Friday, October 19, 2007

Senators Clash With Nominee About Torture

President Bush’s nominee for attorney general, Michael B. Mukasey, declined Thursday to say if he considered harsh interrogation techniques like waterboarding to constitute torture or to be illegal if used on terrorism suspects.

On the second day of confirmation hearings before the Senate Judiciary Committee, Mr. Mukasey went further than he had the day before in arguing that the White House had constitutional authority to act beyond the limits of laws enacted by Congress, especially when it came to national defense.

He suggested that both the administration’s program of eavesdropping without warrants and its use of “enhanced” interrogation techniques for terrorism suspects, including waterboarding, might be acceptable under the Constitution even if they went beyond what the law technically allowed. Mr. Mukasey said the president’s authority as commander in chief might allow him to supersede laws written by Congress.

If the Democrats are serious when they say that they oppose torture, then these comments alone should be enough for them to oppose Mukasey's nomination.

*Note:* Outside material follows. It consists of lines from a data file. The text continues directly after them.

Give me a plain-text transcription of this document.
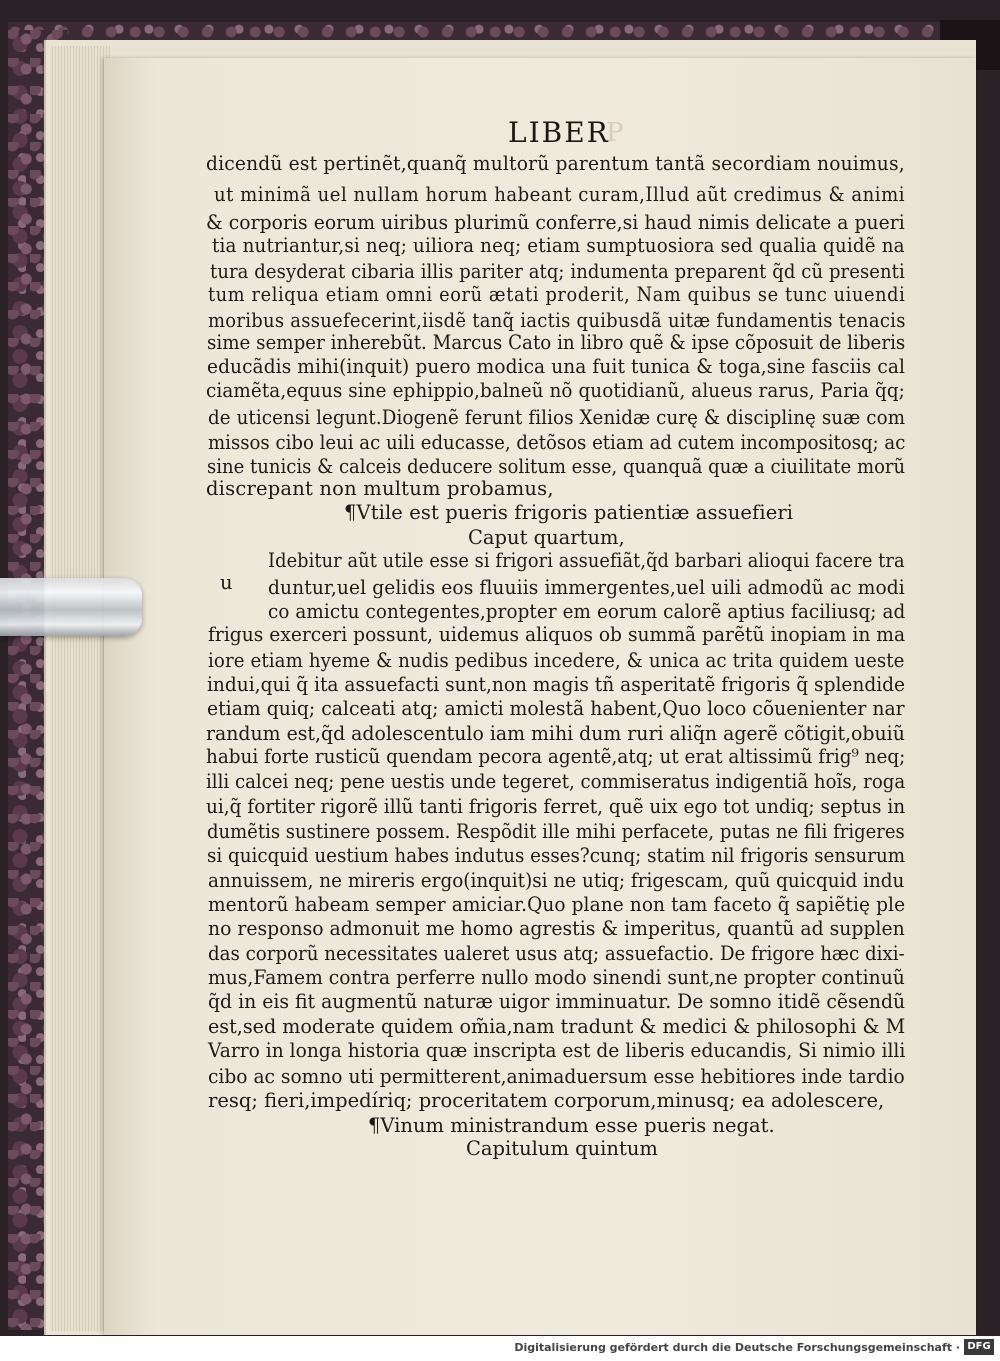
P
LIBER
dicendũ est pertinẽt,quanq̃ multorũ parentum tantã secordiam nouimus,
ut minimã uel nullam horum habeant curam,Illud aũt credimus & animi
& corporis eorum uiribus plurimũ conferre,si haud nimis delicate a pueri
tia nutriantur,si neq; uiliora neq; etiam sumptuosiora sed qualia quidẽ na
tura desyderat cibaria illis pariter atq; indumenta preparent q̃d cũ presenti
tum reliqua etiam omni eorũ ætati proderit, Nam quibus se tunc uiuendi
moribus assuefecerint,iisdẽ tanq̃ iactis quibusdã uitæ fundamentis tenacis
sime semper inherebũt. Marcus Cato in libro quẽ & ipse cõposuit de liberis
educãdis mihi(inquit) puero modica una fuit tunica & toga,sine fasciis cal
ciamẽta,equus sine ephippio,balneũ nõ quotidianũ, alueus rarus, Paria q̃q;
de uticensi legunt.Diogenẽ ferunt filios Xenidæ curę & disciplinę suæ com
missos cibo leui ac uili educasse, detõsos etiam ad cutem incompositosq; ac
sine tunicis & calceis deducere solitum esse, quanquã quæ a ciuilitate morũ
discrepant non multum probamus,
¶Vtile est pueris frigoris patientiæ assuefieri
Caput quartum,
Idebitur aũt utile esse si frigori assuefiãt,q̃d barbari alioqui facere tra
u duntur,uel gelidis eos fluuiis immergentes,uel uili admodũ ac modi
co amictu contegentes,propter em eorum calorẽ aptius faciliusq; ad
frigus exerceri possunt, uidemus aliquos ob summã parẽtũ inopiam in ma
iore etiam hyeme & nudis pedibus incedere, & unica ac trita quidem ueste
indui,qui q̃ ita assuefacti sunt,non magis tñ asperitatẽ frigoris q̃ splendide
etiam quiq; calceati atq; amicti molestã habent,Quo loco cõuenienter nar
randum est,q̃d adolescentulo iam mihi dum ruri aliq̃n agerẽ cõtigit,obuiũ
habui forte rusticũ quendam pecora agentẽ,atq; ut erat altissimũ frig⁹ neq;
illi calcei neq; pene uestis unde tegeret, commiseratus indigentiã hoĩs, roga
ui,q̃ fortiter rigorẽ illũ tanti frigoris ferret, quẽ uix ego tot undiq; septus in
dumẽtis sustinere possem. Respõdit ille mihi perfacete, putas ne fili frigeres
si quicquid uestium habes indutus esses?cunq; statim nil frigoris sensurum
annuissem, ne mireris ergo(inquit)si ne utiq; frigescam, quũ quicquid indu
mentorũ habeam semper amiciar.Quo plane non tam faceto q̃ sapiẽtię ple
no responso admonuit me homo agrestis & imperitus, quantũ ad supplen
das corporũ necessitates ualeret usus atq; assuefactio. De frigore hæc dixi-
mus,Famem contra perferre nullo modo sinendi sunt,ne propter continuũ
q̃d in eis fit augmentũ naturæ uigor imminuatur. De somno itidẽ cẽsendũ
est,sed moderate quidem om̃ia,nam tradunt & medici & philosophi & M
Varro in longa historia quæ inscripta est de liberis educandis, Si nimio illi
cibo ac somno uti permitterent,animaduersum esse hebitiores inde tardio
resq; fieri,impedíriq; proceritatem corporum,minusq; ea adolescere,
¶Vinum ministrandum esse pueris negat.
Capitulum quintum
Digitalisierung gefördert durch die Deutsche Forschungsgemeinschaft · DFG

The fact that the Bush administration are torturing suspects is accepted by all but it's most fervent supporters, it is for this reason that US has sought to implement it's own reading of the Geneva Conventions, which as Dana Perino memorably stated when she was reminded that any clarification of Geneva must be done through an international court, "Which we won't be doing."

It is clear that the Bush administration are engaging in actions which every country in the world - and every US administration before this one - would regard as torture.

The questioning by the Democrats was tougher still regarding Mr. Mukasey’s views on presidential authority to order harsh interrogation techniques on terrorist suspects, including waterboarding, which was used by the C.I.A. on some of those who were captured and held in the agency’s secret prisons after the Sept. 11 terror attacks.

“Is waterboarding constitutional?” Mr. Mukasey was asked by Senator Sheldon Whitehouse, Democrat of Rhode Island, in one of the sharpest exchanges.

“I don’t know what is involved in the technique,” Mr. Mukasey replied. “If waterboarding is torture, torture is not constitutional.”

Mr. Whitehouse described Mr. Mukasey’s response as a “massive hedge” since the nominee refused to be drawn into a conversation about whether waterboarding amounted to torture; many lawmakers from both parties, as well as civil liberties and human rights groups, have said it is clearly a form of torture. The administration has suggested that it ended the practice after protests from Capitol Hill and elsewhere, although it has never said so explicitly.

“I mean, either it is or it isn’t,” Mr. Whitehouse continued.

Waterboarding, he said, “is the practice of putting somebody in a reclining position, strapping them down, putting cloth over their faces and pouring water over the cloth to simulate the feeling of drowning. Is that constitutional?”

Mr. Mukasey again demurred, saying, “If it amounts to torture, it is not constitutional.”

Mr. Whitehouse said he was “very disappointed in that answer; I think it is purely semantic.”

“I’m sorry,” Mr. Mukasey replied.
Here he argues that the President can disobey "some" laws:



Here he refuses to state whether or not waterboarding is torture:


Among the Democrats, Mr. Leahy was especially critical of Mr. Mukasey, wondering aloud whether he had been pressured overnight by the White House to defend the administration’s view of its expanded powers in dealing with terrorist threats.
“In your answers yesterday, there was a very bright line on questions of torture and the ability of an executive, or inability of an executive, to ignore the law,” Mr. Leahy said. “That seems nowhere near as bright a line today, and maybe I just don’t understand.”
“I don’t know whether you received some criticism from anybody in the administration last night after your testimony,” he said, “but I sensed a difference, and a number of people here, Republican and Democratic alike, have sensed a difference.”

Mr. Mukasey insisted there had been no pressure from the White House on Wednesday, saying, “I received no criticism.”
But just watch, a man who refuses to state whether or not something as abhorrent as waterboarding constitutes torture will sail into his position. And the joke is that his position is that of chief law officer for the United States.